Jacob Rees-Mogg launches GB News rant over demand for veganism to be law

Jacob Rees-Mogg has slammed the COP28 climate change gathering in Dubai as he says it shows that “hypocrisy is alive and kicking”.

The United Nations conference is expected to attract at least 400,000 people from across the globe who will jet to the United Arab Emirates for the two-week event.

But experts have warned the conference will have the largest carbon footprint compared to previous summits.

Slamming the event on GB News, Jacob Rees-Mogg said “protesters are calling for veganism to become enshrined in law”.

Protesters from around the world called for veganism to become law as the conference began on Thursday, November 30.

READ MORE: King Charles to pressure international leaders as he prays for climate change

Activists called for people worldwide to stop eating meat as they gathered in Dubai.

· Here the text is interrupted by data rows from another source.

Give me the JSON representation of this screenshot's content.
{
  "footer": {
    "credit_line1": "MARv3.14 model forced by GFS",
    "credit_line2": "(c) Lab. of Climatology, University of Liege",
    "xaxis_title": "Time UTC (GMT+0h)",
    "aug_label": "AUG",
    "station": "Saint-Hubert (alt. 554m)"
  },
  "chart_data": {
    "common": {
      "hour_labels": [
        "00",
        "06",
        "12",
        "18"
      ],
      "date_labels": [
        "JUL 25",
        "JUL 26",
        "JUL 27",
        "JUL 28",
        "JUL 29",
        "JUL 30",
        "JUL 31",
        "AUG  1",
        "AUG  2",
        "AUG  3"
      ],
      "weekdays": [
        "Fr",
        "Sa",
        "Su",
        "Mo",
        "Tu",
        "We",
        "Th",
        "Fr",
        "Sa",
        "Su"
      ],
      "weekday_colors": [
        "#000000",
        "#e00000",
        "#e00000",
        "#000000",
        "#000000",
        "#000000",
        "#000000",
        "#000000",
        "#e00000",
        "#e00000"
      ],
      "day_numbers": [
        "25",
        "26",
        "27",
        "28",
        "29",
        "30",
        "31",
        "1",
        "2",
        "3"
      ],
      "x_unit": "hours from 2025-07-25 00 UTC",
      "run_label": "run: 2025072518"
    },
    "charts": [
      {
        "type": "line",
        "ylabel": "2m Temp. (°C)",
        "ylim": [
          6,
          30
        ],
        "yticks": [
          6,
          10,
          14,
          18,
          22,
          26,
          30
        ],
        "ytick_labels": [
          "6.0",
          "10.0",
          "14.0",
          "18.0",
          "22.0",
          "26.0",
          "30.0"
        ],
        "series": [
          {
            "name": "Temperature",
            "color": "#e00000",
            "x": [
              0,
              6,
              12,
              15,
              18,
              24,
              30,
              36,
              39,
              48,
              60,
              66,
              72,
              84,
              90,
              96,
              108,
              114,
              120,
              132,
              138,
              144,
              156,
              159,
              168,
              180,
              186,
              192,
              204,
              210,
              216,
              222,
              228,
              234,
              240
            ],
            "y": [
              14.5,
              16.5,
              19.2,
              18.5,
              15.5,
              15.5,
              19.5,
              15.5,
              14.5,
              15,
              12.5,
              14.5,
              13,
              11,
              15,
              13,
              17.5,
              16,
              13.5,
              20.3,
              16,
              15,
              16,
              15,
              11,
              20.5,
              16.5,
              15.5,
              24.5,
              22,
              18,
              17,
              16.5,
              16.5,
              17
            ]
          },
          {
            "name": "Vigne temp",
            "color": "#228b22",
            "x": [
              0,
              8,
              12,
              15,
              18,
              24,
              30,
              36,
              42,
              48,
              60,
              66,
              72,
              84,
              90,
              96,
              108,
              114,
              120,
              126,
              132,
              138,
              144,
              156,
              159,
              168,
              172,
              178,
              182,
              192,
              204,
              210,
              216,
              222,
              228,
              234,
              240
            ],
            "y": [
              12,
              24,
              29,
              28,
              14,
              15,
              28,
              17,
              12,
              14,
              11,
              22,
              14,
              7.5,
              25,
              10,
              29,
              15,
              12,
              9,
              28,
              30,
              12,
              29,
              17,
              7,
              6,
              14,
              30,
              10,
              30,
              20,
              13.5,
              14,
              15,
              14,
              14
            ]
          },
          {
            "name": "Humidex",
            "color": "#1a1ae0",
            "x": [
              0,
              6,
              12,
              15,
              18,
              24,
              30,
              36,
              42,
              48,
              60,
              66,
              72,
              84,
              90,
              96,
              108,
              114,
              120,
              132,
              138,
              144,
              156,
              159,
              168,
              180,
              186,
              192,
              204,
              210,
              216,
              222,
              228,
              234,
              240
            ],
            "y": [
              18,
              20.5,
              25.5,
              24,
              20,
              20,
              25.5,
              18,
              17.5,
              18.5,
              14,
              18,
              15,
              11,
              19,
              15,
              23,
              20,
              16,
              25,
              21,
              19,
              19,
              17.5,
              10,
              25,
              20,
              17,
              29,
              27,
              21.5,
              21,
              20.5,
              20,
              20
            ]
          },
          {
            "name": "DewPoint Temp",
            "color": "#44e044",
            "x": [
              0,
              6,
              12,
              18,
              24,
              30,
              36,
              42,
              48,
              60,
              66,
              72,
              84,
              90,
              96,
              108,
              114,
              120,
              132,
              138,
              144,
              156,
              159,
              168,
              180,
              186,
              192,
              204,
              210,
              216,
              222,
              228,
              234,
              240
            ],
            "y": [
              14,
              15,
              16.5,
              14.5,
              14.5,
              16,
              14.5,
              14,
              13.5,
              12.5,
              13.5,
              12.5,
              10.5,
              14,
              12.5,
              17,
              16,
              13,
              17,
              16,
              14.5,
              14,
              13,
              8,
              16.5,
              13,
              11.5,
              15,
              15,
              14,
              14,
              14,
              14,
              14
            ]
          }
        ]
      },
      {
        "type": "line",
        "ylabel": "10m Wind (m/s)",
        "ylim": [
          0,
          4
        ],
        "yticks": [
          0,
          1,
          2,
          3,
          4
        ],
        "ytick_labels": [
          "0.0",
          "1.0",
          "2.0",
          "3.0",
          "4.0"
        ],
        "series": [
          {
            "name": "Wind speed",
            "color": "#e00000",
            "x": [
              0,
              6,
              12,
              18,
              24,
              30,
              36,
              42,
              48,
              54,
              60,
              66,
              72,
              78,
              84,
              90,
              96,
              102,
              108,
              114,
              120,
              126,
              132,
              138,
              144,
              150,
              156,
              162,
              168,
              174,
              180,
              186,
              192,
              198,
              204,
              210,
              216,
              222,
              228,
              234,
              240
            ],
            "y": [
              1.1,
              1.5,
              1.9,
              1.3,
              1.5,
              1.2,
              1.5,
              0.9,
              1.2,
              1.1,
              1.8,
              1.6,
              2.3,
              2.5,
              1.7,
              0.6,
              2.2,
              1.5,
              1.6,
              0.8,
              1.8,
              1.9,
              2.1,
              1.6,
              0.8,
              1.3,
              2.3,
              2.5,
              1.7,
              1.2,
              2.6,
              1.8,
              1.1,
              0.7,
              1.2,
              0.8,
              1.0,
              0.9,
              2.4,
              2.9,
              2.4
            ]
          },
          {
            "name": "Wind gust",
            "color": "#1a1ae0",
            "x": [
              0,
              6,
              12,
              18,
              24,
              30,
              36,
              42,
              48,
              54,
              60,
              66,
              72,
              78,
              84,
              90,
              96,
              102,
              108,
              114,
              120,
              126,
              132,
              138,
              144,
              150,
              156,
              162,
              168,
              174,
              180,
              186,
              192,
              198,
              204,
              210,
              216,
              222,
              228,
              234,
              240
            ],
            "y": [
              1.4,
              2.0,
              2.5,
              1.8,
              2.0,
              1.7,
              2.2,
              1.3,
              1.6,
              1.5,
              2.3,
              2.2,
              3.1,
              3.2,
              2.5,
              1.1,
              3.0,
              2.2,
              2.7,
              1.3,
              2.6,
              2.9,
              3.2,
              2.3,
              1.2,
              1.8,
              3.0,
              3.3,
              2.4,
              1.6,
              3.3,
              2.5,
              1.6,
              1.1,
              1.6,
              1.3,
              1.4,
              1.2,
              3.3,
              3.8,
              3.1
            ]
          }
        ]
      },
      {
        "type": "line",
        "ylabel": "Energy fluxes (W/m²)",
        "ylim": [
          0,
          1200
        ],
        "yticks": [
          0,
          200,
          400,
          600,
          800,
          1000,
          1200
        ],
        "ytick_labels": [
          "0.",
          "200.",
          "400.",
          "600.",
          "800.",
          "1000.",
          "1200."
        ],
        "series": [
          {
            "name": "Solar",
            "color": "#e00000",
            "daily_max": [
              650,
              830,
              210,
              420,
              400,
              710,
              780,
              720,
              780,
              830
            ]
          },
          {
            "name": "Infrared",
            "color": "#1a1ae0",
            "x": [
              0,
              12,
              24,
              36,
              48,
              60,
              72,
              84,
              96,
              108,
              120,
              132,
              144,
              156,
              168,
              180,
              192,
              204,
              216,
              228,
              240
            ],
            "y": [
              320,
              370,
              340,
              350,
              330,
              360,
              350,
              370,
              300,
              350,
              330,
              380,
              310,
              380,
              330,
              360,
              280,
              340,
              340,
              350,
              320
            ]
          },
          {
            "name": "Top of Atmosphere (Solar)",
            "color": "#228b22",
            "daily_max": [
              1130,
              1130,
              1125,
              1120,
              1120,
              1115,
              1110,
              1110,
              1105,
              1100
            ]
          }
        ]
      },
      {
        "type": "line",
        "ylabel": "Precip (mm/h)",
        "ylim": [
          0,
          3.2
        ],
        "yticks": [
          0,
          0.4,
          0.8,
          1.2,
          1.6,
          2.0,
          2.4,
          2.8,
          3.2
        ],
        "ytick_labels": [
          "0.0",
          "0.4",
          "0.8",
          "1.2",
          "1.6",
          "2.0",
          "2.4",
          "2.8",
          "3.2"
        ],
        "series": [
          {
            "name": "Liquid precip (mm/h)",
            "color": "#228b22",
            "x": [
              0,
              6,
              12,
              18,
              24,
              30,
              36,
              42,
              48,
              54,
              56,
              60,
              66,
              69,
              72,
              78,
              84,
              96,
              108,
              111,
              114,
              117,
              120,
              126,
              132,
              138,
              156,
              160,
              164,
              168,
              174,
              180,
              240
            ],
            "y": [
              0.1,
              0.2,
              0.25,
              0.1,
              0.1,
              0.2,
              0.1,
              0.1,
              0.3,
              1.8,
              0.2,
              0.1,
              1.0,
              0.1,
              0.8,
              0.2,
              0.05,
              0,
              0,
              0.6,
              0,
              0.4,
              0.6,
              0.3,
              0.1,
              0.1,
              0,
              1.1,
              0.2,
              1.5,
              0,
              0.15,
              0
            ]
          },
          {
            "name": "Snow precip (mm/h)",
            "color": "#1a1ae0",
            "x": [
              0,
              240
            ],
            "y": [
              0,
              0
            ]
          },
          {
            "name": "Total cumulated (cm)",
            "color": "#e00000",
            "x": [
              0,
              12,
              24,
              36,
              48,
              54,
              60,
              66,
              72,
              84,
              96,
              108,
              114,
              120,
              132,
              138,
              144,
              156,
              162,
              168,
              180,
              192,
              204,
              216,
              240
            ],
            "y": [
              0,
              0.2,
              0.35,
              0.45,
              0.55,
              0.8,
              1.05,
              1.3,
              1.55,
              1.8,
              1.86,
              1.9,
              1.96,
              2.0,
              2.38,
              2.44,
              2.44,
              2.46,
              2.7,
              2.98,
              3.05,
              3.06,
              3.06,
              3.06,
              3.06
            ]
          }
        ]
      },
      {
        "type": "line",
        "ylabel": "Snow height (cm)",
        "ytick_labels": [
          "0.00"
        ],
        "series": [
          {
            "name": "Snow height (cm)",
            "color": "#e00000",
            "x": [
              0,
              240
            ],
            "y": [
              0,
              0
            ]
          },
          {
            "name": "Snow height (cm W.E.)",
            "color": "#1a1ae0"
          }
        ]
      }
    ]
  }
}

It comes following backlash after it emerged that Rishi Sunak, King Charles and the foreign secretary David Cameron are taking separate jets to the conference aimed at cutting global emissions.

Speaking on GB News, the politician said: “The theatre continues, this time in Dubai, as today marks the beginning of COP28 and the hypocrisy is alive and kicking as ever.

“World leaders will be pontificating in the usual style, and it will be very understandable if poor old Joe Biden falls asleep as he did previously, and who can blame him for this year. Already protesters are calling for veganism to become enshrined in law. Well, if that ever happened, I think I might break the law.”

He continued: “At COP26 in Glasgow, there were more than 100 private jets which flew in for the conference. And this conference is set to have the largest carbon footprint of them all so far.

“Your leaders are set to give £60million of your money to climate courses, however, [COP] is merely a symptom of a much wider problem within our society.

“We have the Paris Climate Accords, the climate change committee, Intergovernmental Panel on Climate Change, and of course COP, but these sorts of institutions, which are free from scrutiny and democratic accountability, always show the same problems of bureaucratic groupthink, as they don’t have to justify their decisions to a potentially cold and poor electorate.

“Perhaps even more importantly, the implicit premise behind them is that experts should make the important decisions and not democratically-elected politicians. It’s high time to reduce the powers of these institutions and reinforce the democratic ones.”